Mother glanced at me; there was almost an appeal in her eyes. If I could only be induced to allow her to live in a tiny, tiny flat – she and I alone on our one hundred and fifty a year – but my eyes were bright with determination, and I said firmly —

"We wish to look at houses, we do not want a flat."

Accordingly, after a little more argument, we were supplied with orders to view, and returning to the carriage I gave brief directions to Jenkins.

During the rest of the morning we had a busy time. We went from one house to another. Most were large; some had handsome halls and wide staircases, and double doors, and other relics of past grandeur, but all were gloomy and dirty, and mother became more and more depressed, and more and more hopeless, as she entered each one in turn.

"Really, Westenra," she said, "we cannot do it. No, my darling, it is hopeless. Think of the staff of servants we should require. Do look at these stairs, it is quite worth counting them. My dear child, such a life would kill me."

But I was young and buoyant, and did not feel the stairs, and my dreams seemed to become more rosy as obstacles appeared in view. I was determined to conquer, I had made up my mind to succeed.

"Whatever happens you shall not have a tiring time," I said affectionately to my dear mother, and then I asked one of the caretakers to give her a chair, and she sat in the great wide desolate drawing-room while I ran up and down stairs, and peeped into cupboards, and looked all over the house, and calculated, as fast as my ignorant brain would allow me, the amount of furniture which would be necessary to start the mansion I had in view.

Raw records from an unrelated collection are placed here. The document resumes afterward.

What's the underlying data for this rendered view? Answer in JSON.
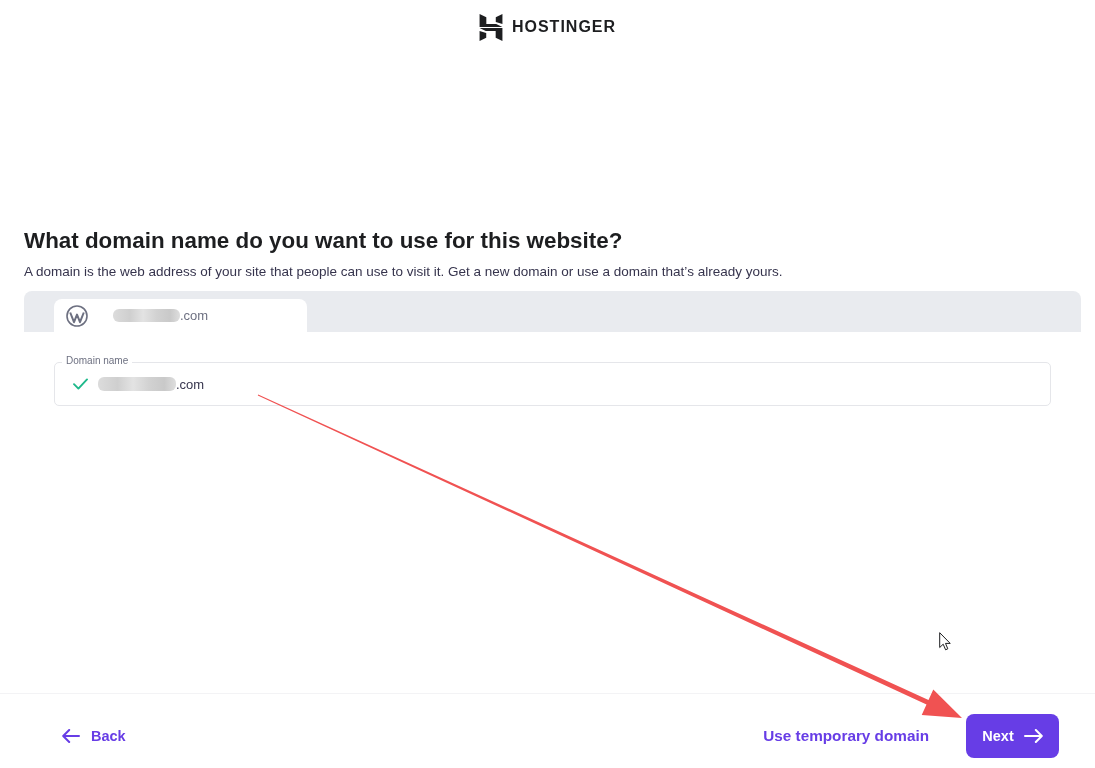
{
  "header": {
    "logo_text": "HOSTINGER"
  },
  "title": "What domain name do you want to use for this website?",
  "description": "A domain is the web address of your site that people can use to visit it. Get a new domain or use a domain that’s already yours.",
  "site_tabs": [
    {
      "label": ".com",
      "redacted": true,
      "selected": true
    }
  ],
  "domain_field": {
    "label": "Domain name",
    "value": ".com",
    "redacted": true,
    "valid": true
  },
  "footer": {
    "back": "Back",
    "secondary": "Use temporary domain",
    "primary": "Next"
  }
}
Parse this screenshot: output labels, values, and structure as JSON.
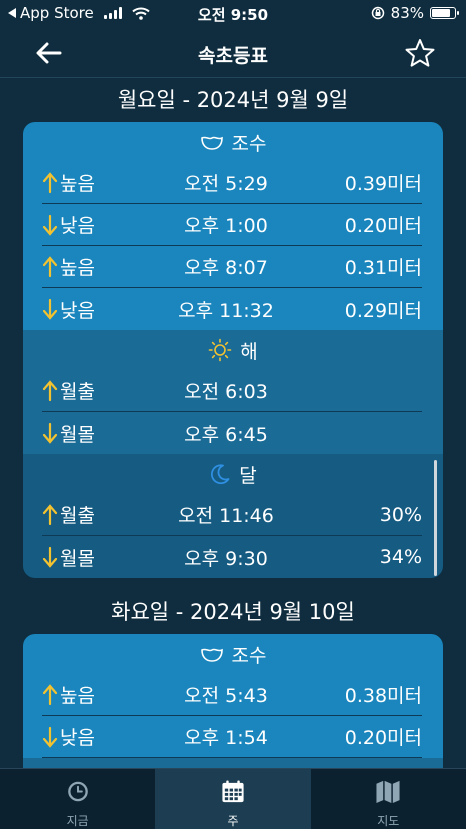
{
  "status_bar": {
    "back_app": "App Store",
    "time": "오전 9:50",
    "battery": "83%",
    "battery_level": 0.83
  },
  "nav": {
    "title": "속초등표"
  },
  "days": [
    {
      "title": "월요일 - 2024년 9월 9일",
      "tide": {
        "heading": "조수",
        "rows": [
          {
            "dir": "up",
            "label": "높음",
            "time": "오전 5:29",
            "value": "0.39미터"
          },
          {
            "dir": "down",
            "label": "낮음",
            "time": "오후 1:00",
            "value": "0.20미터"
          },
          {
            "dir": "up",
            "label": "높음",
            "time": "오후 8:07",
            "value": "0.31미터"
          },
          {
            "dir": "down",
            "label": "낮음",
            "time": "오후 11:32",
            "value": "0.29미터"
          }
        ]
      },
      "sun": {
        "heading": "해",
        "rows": [
          {
            "dir": "up",
            "label": "월출",
            "time": "오전 6:03",
            "value": ""
          },
          {
            "dir": "down",
            "label": "월몰",
            "time": "오후 6:45",
            "value": ""
          }
        ]
      },
      "moon": {
        "heading": "달",
        "rows": [
          {
            "dir": "up",
            "label": "월출",
            "time": "오전 11:46",
            "value": "30%"
          },
          {
            "dir": "down",
            "label": "월몰",
            "time": "오후 9:30",
            "value": "34%"
          }
        ]
      }
    },
    {
      "title": "화요일 - 2024년 9월 10일",
      "tide": {
        "heading": "조수",
        "rows": [
          {
            "dir": "up",
            "label": "높음",
            "time": "오전 5:43",
            "value": "0.38미터"
          },
          {
            "dir": "down",
            "label": "낮음",
            "time": "오후 1:54",
            "value": "0.20미터"
          }
        ]
      }
    }
  ],
  "tabs": [
    {
      "label": "지금",
      "icon": "clock-icon",
      "active": false
    },
    {
      "label": "주",
      "icon": "calendar-icon",
      "active": true
    },
    {
      "label": "지도",
      "icon": "map-icon",
      "active": false
    }
  ],
  "colors": {
    "background": "#0f2d3e",
    "tide_section": "#1a86bd",
    "sun_section": "#1b6b97",
    "moon_section": "#155b82",
    "arrow": "#f2c230",
    "tab_bar": "#0c2130"
  }
}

For one reason or another most of the houses on the agent's list were absolutely impossible for our purpose, but at last we came to one which seemed to be the exact thing we required. It was a corner house in a square called Graham Square, and was not so old by fifty years as the houses surrounding it. In height also it was a storey lower, but being a corner house it had a double frontage, and was in consequence very large and roomy. There were quite six or seven sitting rooms, and I think there were up to twenty bedrooms in the house, and it had a most cheerful aspect, with balconies round the drawing-room windows, and balconies to the windows of the bedrooms on the first floor. I made up my mind on the spot that the inmates of these special rooms should pay extra for the privilege of such delightful balconies. And the windows of the house were large, and when it was all re-papered and re-painted according to my modern ideas, I knew that we could secure a great deal of light in the rooms; and then besides, one whole side faced south-east, and would scarcely ever be cold in winter, whereas in summer it would be possible to render it cool by sun-blinds and other contrivances. Yes, the house would do exactly.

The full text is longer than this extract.